Under the hood, our test car had a 1.5L 4-cylinder engine producing 110 BHP of power and 245 Nm of torque, mated to a 6-speed AMT transmission. While the engine is peppy and well balanced in its power delivery, the otherwise sporty driving dynamics is marred by the slow shifting AMT. The transmission is capable while cruising or navigating stop & go traffic in the city, but slow to respond when you wish to push the vehicle harder. While the steering offers great feedback, there is a bit of turbo lag, and the transmission takes its sweet time to downshift and pick up pace. There is also the characteristic head nod because of the jerkiness in the shifts. To juice this one to the max, one would do well to switch to manual mode, which is what we did most often.
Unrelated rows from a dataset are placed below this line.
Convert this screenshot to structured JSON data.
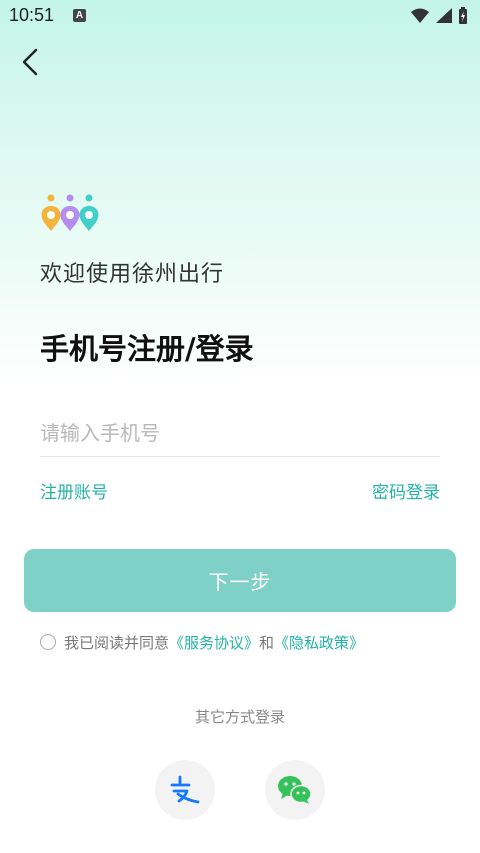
{
  "status": {
    "time": "10:51",
    "badge": "A"
  },
  "header": {
    "back_icon": "chevron-left-icon"
  },
  "welcome": "欢迎使用徐州出行",
  "title": "手机号注册/登录",
  "phone_input": {
    "placeholder": "请输入手机号",
    "value": ""
  },
  "links": {
    "register": "注册账号",
    "password_login": "密码登录"
  },
  "next_button": "下一步",
  "agreement": {
    "prefix": "我已阅读并同意",
    "service": "《服务协议》",
    "and": "和",
    "privacy": "《隐私政策》"
  },
  "other_login": {
    "title": "其它方式登录",
    "methods": [
      "alipay-icon",
      "wechat-icon"
    ]
  },
  "colors": {
    "accent": "#22b3a6",
    "button": "#7fd0c6",
    "gradient_top": "#c3f5e6"
  }
}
The AMT technology does have its limitations and it isn’t really a Duster problem. The transmission technology itself isn’t the most refined. It is a good step-through for those looking to upgrade from manual without paying top dollars for a fully automatic transmission. And if you are good compromising a bit of performance for the convenience of not changing gears, it is well worth it.
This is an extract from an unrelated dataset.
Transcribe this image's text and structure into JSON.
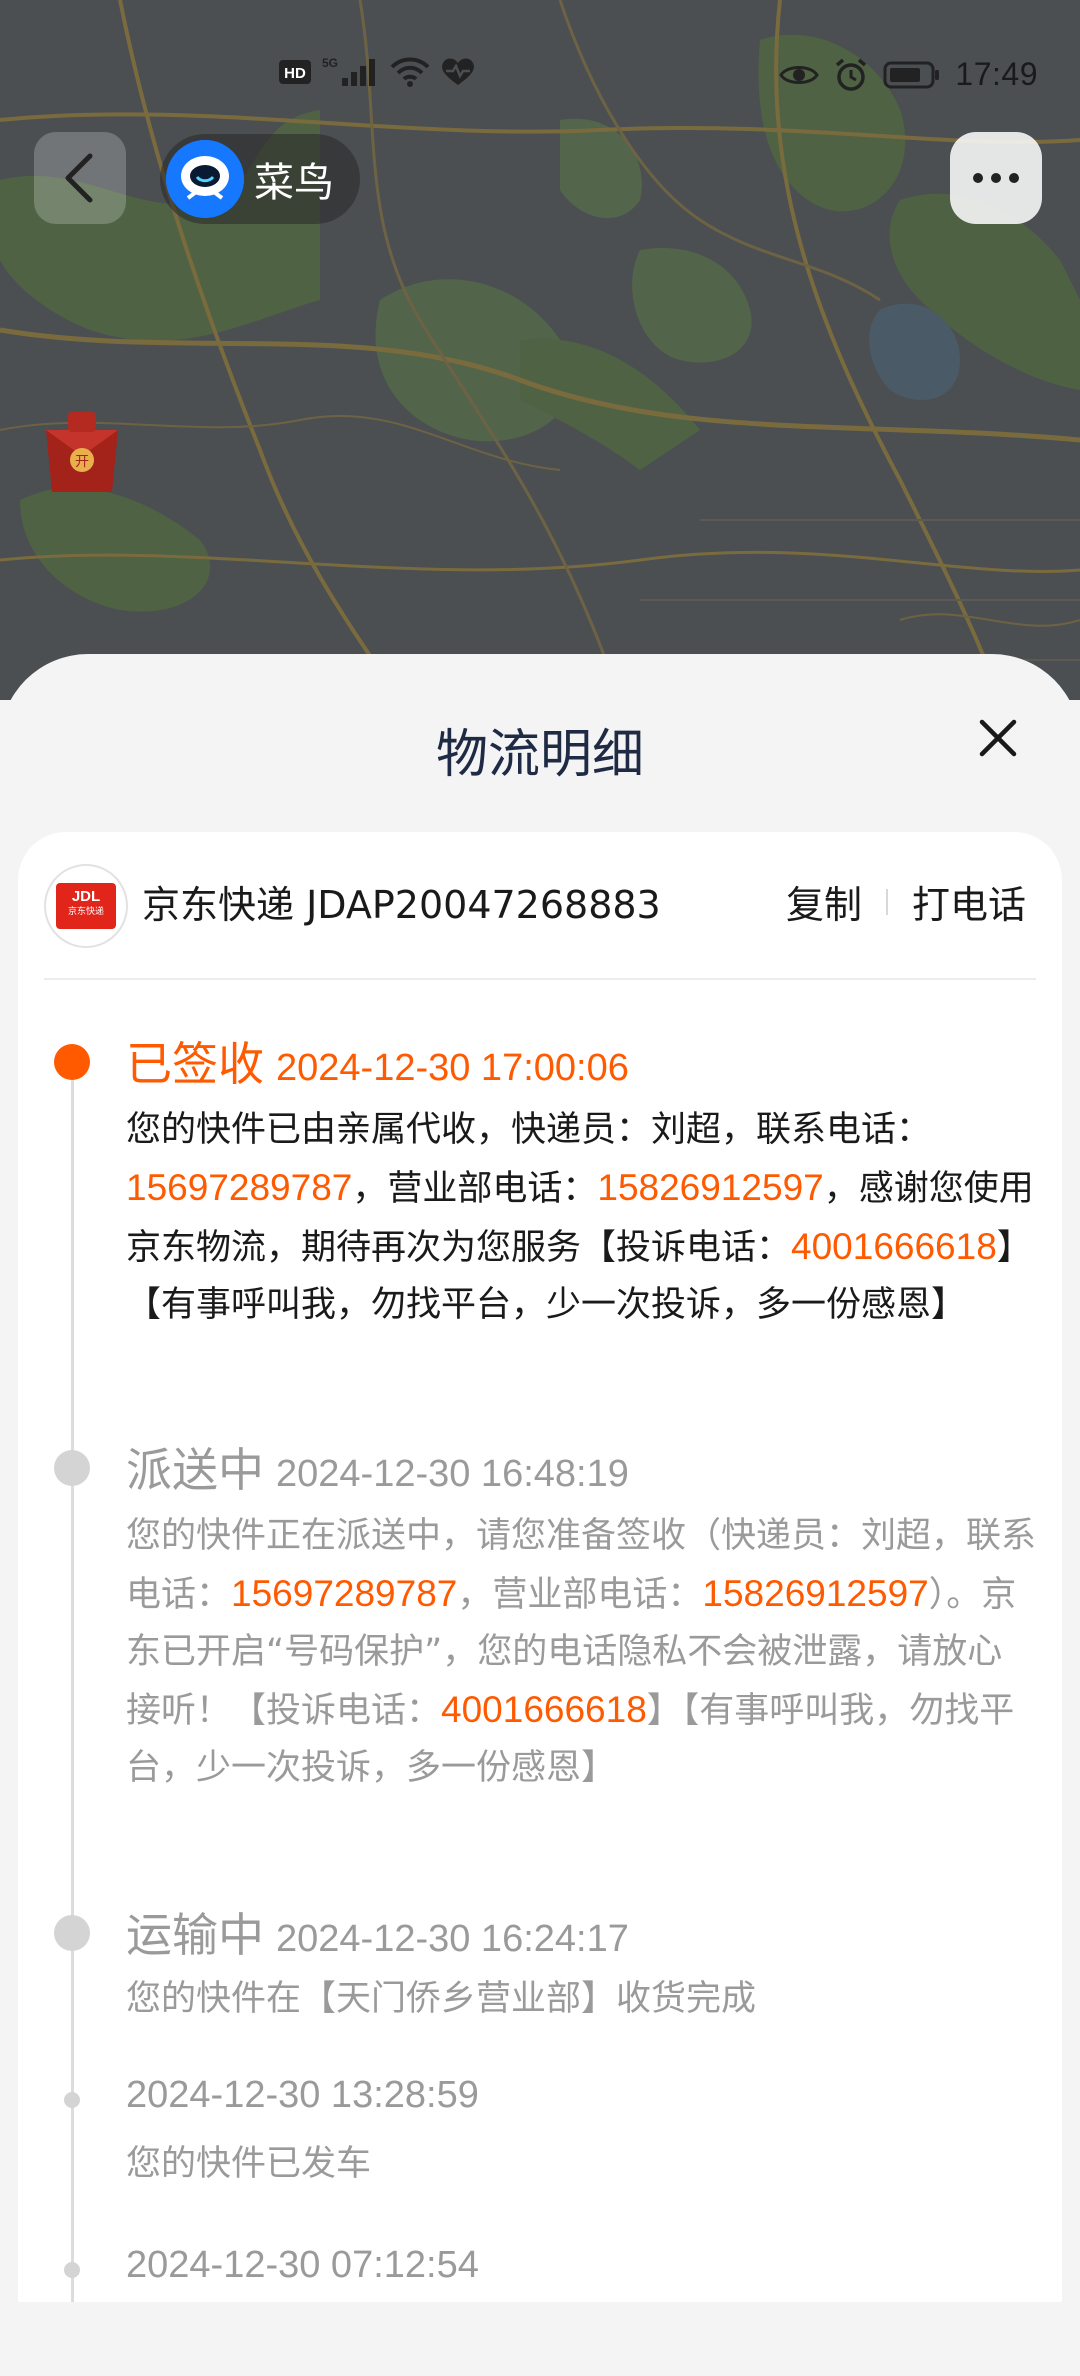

Once it gets going, the Duster remains one of the sportiest drives in its segment. The 1.5L diesel engine puts its power down smoothly, and swiftly reaches the 100 km/l mark without much fuss. In terms of driving dynamics, the Duster has always been a solid and reliable car to drive, and the latest version carries forward the legacy. The car feels planted at high speeds, and the suspension is astonishingly good, navigating rumbles and potholes with ease. The ride quality is comfortable and manoeuvring around sharp corners is controlled, without much body roll. However, there’s a fair amount of wind noise that creeps into the cabin, which isn’t very well insulated. The problem is compounded while talking over the phone using the hands free feature. The person at the other end would invariably complain about the background hum.
The one bright spot about the Renault Duster however, remains its supreme efficiency. It exceeded our expectations by miles. With 1000+ kms on the odometer over two weeks of city and highway driving combined, our test car returned an astonishing 19 km/l. And with a 50L fuel tank, it offers excellent range for those long road trips.
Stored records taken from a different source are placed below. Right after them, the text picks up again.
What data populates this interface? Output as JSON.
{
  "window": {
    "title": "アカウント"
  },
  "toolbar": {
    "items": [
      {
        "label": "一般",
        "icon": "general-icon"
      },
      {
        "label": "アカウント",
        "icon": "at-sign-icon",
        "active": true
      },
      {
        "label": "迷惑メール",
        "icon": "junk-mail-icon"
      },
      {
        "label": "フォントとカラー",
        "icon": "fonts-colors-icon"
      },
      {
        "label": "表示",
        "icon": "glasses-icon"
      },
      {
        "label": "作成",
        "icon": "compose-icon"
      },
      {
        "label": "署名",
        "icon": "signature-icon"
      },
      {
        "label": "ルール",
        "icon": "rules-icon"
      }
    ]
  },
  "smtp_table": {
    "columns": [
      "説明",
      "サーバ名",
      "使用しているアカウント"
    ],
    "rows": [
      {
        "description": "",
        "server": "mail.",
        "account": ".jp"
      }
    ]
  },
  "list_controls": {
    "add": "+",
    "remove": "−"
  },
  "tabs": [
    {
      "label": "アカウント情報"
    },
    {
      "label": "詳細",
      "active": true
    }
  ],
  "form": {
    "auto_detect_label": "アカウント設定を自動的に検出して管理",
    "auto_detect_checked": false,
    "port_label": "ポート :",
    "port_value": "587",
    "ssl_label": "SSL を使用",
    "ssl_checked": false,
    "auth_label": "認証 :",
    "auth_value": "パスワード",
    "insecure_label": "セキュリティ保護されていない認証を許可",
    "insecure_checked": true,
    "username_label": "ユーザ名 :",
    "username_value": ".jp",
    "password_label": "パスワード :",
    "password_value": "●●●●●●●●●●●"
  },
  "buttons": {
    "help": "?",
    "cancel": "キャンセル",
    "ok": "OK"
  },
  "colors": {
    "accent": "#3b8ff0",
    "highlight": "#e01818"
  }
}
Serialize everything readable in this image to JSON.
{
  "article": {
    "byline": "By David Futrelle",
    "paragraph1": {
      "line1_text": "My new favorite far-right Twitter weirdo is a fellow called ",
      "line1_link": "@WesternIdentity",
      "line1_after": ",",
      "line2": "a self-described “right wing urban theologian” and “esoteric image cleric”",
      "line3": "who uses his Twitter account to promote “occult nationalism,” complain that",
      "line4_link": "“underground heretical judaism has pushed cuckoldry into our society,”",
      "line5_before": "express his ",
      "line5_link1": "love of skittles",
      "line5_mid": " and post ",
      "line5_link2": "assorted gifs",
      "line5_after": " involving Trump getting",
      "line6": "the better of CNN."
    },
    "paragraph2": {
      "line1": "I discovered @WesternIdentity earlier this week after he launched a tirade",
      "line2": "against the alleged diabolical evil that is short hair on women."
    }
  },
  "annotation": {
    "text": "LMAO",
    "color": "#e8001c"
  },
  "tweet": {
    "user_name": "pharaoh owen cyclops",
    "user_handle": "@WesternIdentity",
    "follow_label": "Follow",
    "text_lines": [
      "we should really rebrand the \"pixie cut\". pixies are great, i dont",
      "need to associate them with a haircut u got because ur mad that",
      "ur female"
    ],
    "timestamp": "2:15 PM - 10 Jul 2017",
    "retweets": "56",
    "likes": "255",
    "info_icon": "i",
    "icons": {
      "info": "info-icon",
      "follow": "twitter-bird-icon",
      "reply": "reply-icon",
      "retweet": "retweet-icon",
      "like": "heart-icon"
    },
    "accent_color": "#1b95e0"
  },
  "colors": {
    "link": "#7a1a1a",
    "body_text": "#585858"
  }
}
In terms of safety features, the Renault Duster gets driver and passenger airbags, reverse parking camera and sensors, ABS, EBD with brake assist, hill start assist, speed sensitive door lock, impact sensing door unlock, and engine immobiliser.
Overall, the refreshed Duster carries forward the benchmarks set by the previous generation, and makes it more 2020 ready. Prices start at a very attractive INR 7.99 lacs (ex-showroom), and the top of the line RXZ 110 AMT we drove is priced at INR 12.49 lacs (ex-showroom). For those who look for everyday practicality over weekend adventure pursuits, the addition of the AMT variant makes the new Duster even more attractive. It remains a fantastic family car with its spacious cabin, comfortable ride and fuel efficiency, apart from being a sporty drive with an outstanding road presence.
The 2019 update makes the Renault Duster competition ready, to take the flood of new entrants head on. It has been one of the best compact SUVs out there in the market, and only gets better.